When a heart attack strikes, every second counts.
“If you’re having a heart attack, you need to quickly get to
a hospital where you can receive an emergency heart procedure,” said John A. McKnight, MD, Mon General Hospital Cardiac and Vascular Center
Cardiologist. “Receiving quick treatment can decrease the amount of heart muscle damage.”
It is important to know the signs of a heart attack:
The following are the most common symptoms of a heart attack. However, each individual may experience symptoms differently.
Symptoms may include:
- Severe pressure, fullness, squeezing, pain and/or discomfort in the center of the chest that lasts for more than a few minutes
- Pain or discomfort that spreads to the shoulders, neck, arms, or jaw
- Chest pain that increases in intensity
- Chest pain that is not relieved by rest or by taking nitroglycerin
Chest pain that occurs with any/all of the following (additional) symptoms:
- Sweating, cool, clammy skin, and/or paleness
- Shortness of breath
- Nausea or vomiting
- Dizziness or fainting
- Unexplained weakness or fatigue
- Rapid or irregular pulse
Although chest pain is the key warning sign of a heart attack, it may be confused with indigestion, pleurisy, pneumonia or other disorders.

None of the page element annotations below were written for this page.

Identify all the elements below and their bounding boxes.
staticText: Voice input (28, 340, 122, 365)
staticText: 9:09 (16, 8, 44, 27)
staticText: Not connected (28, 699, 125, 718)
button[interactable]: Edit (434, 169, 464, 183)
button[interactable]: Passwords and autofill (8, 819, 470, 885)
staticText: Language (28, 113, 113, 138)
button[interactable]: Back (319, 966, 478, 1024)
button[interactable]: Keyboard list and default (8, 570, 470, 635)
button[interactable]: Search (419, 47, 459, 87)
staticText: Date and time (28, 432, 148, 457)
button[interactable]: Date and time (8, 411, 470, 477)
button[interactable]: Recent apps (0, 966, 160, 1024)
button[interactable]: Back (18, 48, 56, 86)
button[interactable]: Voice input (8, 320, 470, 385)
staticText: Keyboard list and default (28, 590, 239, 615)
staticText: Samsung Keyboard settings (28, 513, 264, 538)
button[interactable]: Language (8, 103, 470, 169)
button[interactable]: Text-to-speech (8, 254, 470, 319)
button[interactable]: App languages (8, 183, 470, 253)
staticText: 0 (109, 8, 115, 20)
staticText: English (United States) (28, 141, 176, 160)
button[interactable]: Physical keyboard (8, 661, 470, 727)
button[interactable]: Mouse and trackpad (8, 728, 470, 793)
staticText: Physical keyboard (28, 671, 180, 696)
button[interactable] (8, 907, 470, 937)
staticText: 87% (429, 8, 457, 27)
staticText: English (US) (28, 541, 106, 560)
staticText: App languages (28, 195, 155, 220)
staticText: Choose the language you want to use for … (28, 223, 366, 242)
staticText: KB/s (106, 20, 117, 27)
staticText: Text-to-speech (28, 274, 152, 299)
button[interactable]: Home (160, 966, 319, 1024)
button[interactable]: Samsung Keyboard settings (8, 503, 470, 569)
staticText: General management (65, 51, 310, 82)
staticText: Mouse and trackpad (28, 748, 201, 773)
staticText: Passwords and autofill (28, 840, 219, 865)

Women are more likely to have "nonclassic" heart attack symptoms than men. Still, health care providers note, unexplained jaw, shoulder, back, or arm pain can also signal a man's heart attack even when the classic crushing chest pain is absent.
These are the most common warning signals for heart attack in women:
- Pain or discomfort in the center of the chest that lasts more than a few minutes, or goes away and comes back
- Chest discomfort with sweating
- Pain that spreads from the chest to the arm, neck, or jaw
- Shortness of breath, tiredness or upset stomach. These are particularly common in women.
If you think you may being having a heart attack, call 911 immediately.